To demonstrate that the LC score can be used for early detection of LC, samples were grouped based on TNM classification [26] (Fig. 2d, Table 1 and Table S1 in Supplementary Material). Remarkably, the median LC score increased from -2.605 in the control EBCs (46 measurements from 23 donors) to 3.604 (P = 9.7E-9) and 4.080 (P = 1.6E-6) in EBCs from patients with LC at stages I (54 measurements from 46 patients) and II (25 measurements from 23 patients), respectively. In addition, performance assessment of the LC score showed a sensitivity of 95.7% and 91.3% for stages I and II LC (Fig. 2d and Table S2 in Supplementary Material), thereby demonstrating the potential of the method for early detection of LC.

4 Discussion

Performance assessment of the LC score based on the complete EBC set used in the current study revealed a sensitivity of 92.2% and specificity of 82.6% (Table S5 in Supplementary Material), compared to the sensitivity of 98.3% and specificity of 89.7% in the previous study [16]. The reduced performance of the LC score in EMoLung might be explained by increasing variance in the data due to the implementation of clinical conditions, including the participation of different centers and laboratories. Nevertheless, the statistical performance achieved by the LC score in EMoLung was still high, demonstrating the robustness of the LC score under clinical conditions. To the best of our knowledge, our LC score is the first attempt to establish a mathematical score based on the expression of embryonic- or adult-specific transcript variants. The use of isoform ratios as building blocks of the LC score make it resilient to variations that may occur at different steps of the procedure, including RNA isolation, cDNA synthesis or PCR amplification. In addition, the utility of EBCs for expression analysis has been underlined by recent studies comparing non-coding transcripts in NSCLC patients versus control donors [10, 31, 32]. Among the limitations of the present study, the LC score does not allow the distinction of LC stages (Table S2 in Supplementary Material) or NSCLC subtypes (Fig. S3 in Supplementary Material). This has already been observed in our previous study [13]. A plausible explanation for these limitations may be the sparsity of covariates included to our present LC score limiting the level of detail of its predictions. Thus, while our results are promising, we propose a larger prospective study under clinical conditions with repetitive measurements from various patients at different stages of a therapeutic approach, as this is currently ongoing within the clinical study EMoLung (Fig. S1a), and it will the scope of future reports.
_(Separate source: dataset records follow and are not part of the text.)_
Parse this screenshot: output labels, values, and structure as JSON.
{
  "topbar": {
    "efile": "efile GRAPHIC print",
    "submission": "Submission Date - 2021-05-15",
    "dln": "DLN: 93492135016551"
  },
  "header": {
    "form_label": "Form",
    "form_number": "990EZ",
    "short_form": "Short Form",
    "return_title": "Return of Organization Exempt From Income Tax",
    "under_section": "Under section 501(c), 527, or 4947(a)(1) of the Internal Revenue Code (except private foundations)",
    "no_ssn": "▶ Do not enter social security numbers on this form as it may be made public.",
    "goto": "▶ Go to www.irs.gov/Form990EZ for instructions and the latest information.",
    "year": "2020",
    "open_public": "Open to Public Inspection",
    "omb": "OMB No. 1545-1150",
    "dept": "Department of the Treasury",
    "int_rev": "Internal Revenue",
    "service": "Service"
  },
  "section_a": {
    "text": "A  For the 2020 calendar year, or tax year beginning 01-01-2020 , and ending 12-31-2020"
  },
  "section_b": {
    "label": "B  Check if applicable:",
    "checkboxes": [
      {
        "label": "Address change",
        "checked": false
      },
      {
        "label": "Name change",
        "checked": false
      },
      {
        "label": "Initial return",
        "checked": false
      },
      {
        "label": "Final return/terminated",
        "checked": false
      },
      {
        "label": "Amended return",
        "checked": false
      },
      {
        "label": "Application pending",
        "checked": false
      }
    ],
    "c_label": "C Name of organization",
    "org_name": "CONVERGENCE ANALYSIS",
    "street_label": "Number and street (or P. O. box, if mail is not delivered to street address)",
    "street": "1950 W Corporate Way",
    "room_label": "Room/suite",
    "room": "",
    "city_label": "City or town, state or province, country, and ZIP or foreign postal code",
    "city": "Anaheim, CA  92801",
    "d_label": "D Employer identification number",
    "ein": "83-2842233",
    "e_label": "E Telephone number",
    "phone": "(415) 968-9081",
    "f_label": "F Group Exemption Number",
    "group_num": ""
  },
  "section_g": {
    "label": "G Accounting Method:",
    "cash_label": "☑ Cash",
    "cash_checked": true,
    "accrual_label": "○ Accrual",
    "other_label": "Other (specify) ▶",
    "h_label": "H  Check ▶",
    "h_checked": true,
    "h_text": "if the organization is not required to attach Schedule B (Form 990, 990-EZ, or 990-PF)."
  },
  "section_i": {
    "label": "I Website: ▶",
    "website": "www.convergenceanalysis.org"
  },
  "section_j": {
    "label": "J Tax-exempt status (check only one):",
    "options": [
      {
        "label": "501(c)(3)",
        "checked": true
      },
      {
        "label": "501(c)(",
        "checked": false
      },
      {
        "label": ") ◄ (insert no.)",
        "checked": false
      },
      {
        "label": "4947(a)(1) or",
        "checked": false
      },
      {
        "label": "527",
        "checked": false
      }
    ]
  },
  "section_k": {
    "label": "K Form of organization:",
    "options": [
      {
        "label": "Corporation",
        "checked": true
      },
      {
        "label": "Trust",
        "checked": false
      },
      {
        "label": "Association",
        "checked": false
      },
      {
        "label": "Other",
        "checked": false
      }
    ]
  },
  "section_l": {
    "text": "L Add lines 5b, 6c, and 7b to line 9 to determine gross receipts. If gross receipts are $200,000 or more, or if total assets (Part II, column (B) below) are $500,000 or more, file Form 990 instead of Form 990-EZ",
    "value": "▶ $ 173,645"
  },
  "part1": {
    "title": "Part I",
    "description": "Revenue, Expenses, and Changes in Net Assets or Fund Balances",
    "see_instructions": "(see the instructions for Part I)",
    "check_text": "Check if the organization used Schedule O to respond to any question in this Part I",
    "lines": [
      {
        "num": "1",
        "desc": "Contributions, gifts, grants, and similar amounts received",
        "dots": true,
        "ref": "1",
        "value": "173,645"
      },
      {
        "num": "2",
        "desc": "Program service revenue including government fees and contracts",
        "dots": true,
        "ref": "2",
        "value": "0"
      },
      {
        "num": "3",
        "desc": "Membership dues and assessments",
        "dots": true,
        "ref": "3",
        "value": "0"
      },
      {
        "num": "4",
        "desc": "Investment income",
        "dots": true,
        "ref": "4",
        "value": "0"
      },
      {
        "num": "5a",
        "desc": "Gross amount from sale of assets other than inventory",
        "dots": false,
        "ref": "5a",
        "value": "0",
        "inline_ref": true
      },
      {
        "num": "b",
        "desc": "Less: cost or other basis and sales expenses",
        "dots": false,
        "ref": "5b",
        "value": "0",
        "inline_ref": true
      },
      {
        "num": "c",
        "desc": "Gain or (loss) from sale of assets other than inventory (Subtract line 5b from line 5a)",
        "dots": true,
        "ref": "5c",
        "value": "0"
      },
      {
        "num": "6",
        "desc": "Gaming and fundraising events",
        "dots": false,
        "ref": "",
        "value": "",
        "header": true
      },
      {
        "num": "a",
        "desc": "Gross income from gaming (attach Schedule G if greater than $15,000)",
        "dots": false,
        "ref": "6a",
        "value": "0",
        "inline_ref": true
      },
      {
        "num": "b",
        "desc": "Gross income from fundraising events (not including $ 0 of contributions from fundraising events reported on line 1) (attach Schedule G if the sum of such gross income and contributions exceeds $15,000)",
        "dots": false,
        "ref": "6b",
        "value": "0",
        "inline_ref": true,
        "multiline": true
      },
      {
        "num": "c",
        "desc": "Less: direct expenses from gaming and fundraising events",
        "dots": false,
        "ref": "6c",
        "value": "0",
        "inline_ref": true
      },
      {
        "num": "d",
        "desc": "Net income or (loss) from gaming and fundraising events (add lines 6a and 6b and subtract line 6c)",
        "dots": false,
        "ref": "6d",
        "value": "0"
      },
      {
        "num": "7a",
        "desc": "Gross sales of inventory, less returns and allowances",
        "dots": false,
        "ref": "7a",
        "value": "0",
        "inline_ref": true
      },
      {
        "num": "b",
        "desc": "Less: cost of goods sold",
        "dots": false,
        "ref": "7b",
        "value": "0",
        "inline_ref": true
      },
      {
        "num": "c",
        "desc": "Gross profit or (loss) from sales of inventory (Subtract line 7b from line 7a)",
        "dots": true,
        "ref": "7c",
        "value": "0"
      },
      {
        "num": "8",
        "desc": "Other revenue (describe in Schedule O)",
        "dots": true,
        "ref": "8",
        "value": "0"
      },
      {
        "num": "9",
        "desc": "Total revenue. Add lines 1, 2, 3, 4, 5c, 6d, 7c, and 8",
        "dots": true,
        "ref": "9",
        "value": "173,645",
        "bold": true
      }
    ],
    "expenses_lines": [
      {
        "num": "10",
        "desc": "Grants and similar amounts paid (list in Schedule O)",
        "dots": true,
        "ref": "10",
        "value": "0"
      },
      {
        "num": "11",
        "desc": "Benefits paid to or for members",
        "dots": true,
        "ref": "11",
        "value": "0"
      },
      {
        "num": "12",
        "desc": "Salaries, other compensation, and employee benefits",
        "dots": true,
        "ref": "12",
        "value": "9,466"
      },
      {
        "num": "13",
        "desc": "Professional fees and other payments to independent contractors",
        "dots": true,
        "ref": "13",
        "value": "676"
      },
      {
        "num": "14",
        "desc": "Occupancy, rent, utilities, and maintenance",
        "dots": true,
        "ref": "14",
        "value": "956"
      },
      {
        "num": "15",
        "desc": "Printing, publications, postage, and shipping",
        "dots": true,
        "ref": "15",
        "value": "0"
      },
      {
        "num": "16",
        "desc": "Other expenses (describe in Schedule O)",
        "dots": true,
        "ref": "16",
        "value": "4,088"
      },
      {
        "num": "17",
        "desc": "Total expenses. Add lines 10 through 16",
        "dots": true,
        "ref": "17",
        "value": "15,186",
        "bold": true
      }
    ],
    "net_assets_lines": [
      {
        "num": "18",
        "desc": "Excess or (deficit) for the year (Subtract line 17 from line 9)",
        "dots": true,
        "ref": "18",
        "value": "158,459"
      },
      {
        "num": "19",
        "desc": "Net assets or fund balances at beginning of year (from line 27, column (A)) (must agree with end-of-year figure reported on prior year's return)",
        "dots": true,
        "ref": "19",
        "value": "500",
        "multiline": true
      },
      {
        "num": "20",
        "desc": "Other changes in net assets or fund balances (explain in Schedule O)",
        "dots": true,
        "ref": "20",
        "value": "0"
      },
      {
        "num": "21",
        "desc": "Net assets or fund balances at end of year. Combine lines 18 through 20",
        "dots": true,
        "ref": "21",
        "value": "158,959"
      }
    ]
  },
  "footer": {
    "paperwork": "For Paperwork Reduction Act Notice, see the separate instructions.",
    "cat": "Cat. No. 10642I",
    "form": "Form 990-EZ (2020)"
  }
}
Despite the limitations of EMoLung, the correct classification of Stage I-II LC samples using the LC score is encouraging. Thus, we propose that the incorporation of our method into the current protocols for patients undergoing diagnostic evaluation for pulmonary diseases characterized by hyperproliferation will be beneficial. Furthermore, complementing CT-based LC screening with our technology in high-risk populations would strengthen the screening protocols. We hypothesize that implementation of the LC score together with CT may reduce the false-positive rate of CT imaging, for example, in cases with suspicious image findings, thereby preventing individuals from unnecessary exposure to high dose of radiation or surgery.

5 Conclusions

In this study, we validated in clinical settings a LC diagnostic test based on the analysis of distinct RNA isoforms expressed by the GATA6 and NKX2-1 gene loci detected in EBCs. LC score-based classification of EBCs achieved a sensitivity of 95.7%, 91.3% and 84.6% for LC detection at stages I-III, respectively. The LC score is an accurate and non-invasive option for early LC diagnosis and a valuable complement to LC screening procedures based on computed tomography.